Django Unchained (R, 4/5 stars, currently priced at $4.99 to rent and $12.99 to buy) is the latest effort from Quentin Tarantino, and it does not disappoint!
Full disclosure: I am a Tarantino fan, but I don’t love ALL of his work. For example, I didn’t go in much for the Grindhouse series of highly stylized, retro slasher flicks, and I didn’t much care for Inglorious Basterds, either.
With the Grindhouse films, since I was a small child when the 70’s slasher flicks on which these movies were based were popular, it’s likely that most of the details, in-jokes, winks and references went over my head. To me, his Grindhouse series just seemed like a splatterfest that was high on exploitation but not very clever—and clever is one of the things I expect from a good Tarantino film.
As for Inglorious Basterds, it struck me as little more than a Nazi snuff/revenge film, as if Tarantino gleefully set about finding every possible way to make circa-WWII Nazis suffer, then wrote it down in a screenplay and filmed it. Also, while most of the performances in the movie were pretty strong, I felt Brad Pitt came across as little more than a caricature, and he didn’t have nearly as much screen time as you’d expect, based on the film’s trailers.
In Django Unchained, it seems like Tarantino is returning to the Western/outlaw roots he touched on in Kill Bill Volume 1 and Kill Bill Volume 2. As in those films, the hero of this story is an antihero: a gifted assassin who cuts his way through wave after wave of his enemies to see his justice done. Also like in Kill Bill, when the story begins the hero is a powerless victim, and he’s got a big score to settle.
Jamie Foxx (The Kingdom, Ray) plays Django, a slave who was separated from his wife when they were sold off, separately, as punishment for attempting to escape from the plantation where they were being kept. When Django is on a forced march in a chain gang of slaves, German bounty hunter Dr. King Shultz approaches the white men in charge. He’s after the bounty for a gang of brothers, but since he’s never seen them himself he needs someone who has seen them to verify their identities before he kills them. He’s aware of a slave named Django who can identify the men. I can’t say much more about the meeting between Shultz and Django without giving away some spoilers, but suffice it to say Shultz is a very enlightened, reasonable, and even gentle man, but he’s also fearless and even a bit ruthless when it comes to dealing with any rough and lawless men who dare stand in his way.
Shultz grants Django his freedom in exchange for Django’s agreement to team up as bounty hunters through the winter, with an eye toward locating Django’s wife and freeing her after the thaw.

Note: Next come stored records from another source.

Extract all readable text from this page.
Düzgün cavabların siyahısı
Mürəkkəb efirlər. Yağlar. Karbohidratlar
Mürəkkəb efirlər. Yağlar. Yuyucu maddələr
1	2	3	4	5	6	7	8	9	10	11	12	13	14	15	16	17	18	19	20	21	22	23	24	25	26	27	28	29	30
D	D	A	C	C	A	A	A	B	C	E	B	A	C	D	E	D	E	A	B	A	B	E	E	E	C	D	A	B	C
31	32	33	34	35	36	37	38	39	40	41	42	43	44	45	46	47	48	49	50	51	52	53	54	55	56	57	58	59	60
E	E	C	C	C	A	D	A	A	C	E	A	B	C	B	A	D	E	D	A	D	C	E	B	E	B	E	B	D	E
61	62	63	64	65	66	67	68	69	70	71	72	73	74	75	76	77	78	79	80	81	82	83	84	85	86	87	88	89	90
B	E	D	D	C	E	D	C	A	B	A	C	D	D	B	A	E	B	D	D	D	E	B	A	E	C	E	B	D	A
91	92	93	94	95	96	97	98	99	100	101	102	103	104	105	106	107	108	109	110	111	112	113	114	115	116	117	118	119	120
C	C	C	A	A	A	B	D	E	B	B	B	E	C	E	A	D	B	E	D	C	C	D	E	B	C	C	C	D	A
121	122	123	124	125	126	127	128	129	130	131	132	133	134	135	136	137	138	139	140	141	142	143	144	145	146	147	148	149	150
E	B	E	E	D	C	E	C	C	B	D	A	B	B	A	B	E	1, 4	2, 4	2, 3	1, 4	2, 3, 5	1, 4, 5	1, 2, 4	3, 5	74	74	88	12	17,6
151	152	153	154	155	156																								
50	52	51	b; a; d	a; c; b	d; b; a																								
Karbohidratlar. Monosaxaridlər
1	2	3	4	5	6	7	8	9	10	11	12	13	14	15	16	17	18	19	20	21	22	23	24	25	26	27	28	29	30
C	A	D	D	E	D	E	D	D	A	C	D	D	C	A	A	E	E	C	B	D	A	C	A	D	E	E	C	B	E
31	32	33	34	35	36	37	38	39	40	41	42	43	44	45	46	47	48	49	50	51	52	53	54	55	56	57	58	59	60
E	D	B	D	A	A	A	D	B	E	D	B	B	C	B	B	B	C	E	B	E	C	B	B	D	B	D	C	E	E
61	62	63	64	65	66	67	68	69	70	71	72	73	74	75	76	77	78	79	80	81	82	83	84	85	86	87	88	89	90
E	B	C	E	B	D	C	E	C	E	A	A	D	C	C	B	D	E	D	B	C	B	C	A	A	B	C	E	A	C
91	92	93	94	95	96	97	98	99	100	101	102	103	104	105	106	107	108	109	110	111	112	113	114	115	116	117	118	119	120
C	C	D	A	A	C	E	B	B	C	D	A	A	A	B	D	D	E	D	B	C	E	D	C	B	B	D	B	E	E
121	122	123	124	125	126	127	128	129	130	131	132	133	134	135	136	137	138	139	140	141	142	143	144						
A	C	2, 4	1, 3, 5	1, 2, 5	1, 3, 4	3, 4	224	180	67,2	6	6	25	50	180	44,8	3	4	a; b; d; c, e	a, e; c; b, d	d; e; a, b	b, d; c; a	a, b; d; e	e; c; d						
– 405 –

So the plot is pretty straightforward. But as with Tarantino’s best work, it’s the little things that add up to more than the sum of the parts here. The dialog is both witty and clever, serving to amuse while also revealing the various characters’ true motivations and meanings in very subtle ways. The performances are solid across the board, with Christoph Waltz (as Shultz) and Jamie Foxx (as Django) being the real standouts, as you’d expect. Also like the rest of Tarantino’s best work, you’ll find violence cheek by jowl with humor in this movie.
However, I disagree with the reviewers who said this is Tarantino’s most graphically violent and bloody picture to date: that honor still goes to the Kill Bill films, in my opinion. There’s plenty of violence and blood, and many, MANY people are gunned down in a spray of bullets and blood. There’s a bit involving attack dogs that’s a little hard to stomach too, but believe it or not, I came away feeling that if anything, compared to the torture porn in films like the Saw franchise, Tarantino has become downright restrained in his depictions of death.
Leonardo DiCaprio as Calvin Candie was a big surprise for me in this film. The plantation owner he plays could’ve easily been turned into a two-dimensional stereotype seen so often in films about the deep South before the Civil War. But DiCaprio’s interpretation of this casually vicious man makes him not only believable, but thoroughly human. While you may despise Candie for his beliefs about race, DiCaprio’s performance makes the inconceivable…believable. Watching the film, you can understand how it was possible for men like Calvin Candie to exist and feel completely justified in all they did.
As a final note, I’d like to recommend the Django Unchained Original Motion Picture Soundtrack (4.5/5 stars, currently priced at $13.49). It’s an eclectic mixture of spaghetti western, soul, folk, spiritual and hip-hop, and it includes many snippets of dialog from the movie as well. Finding just the right piece of music, that’s somehow both fitting and a little surprising, has become a Tarantino trademark, and this soundtrack is no exception.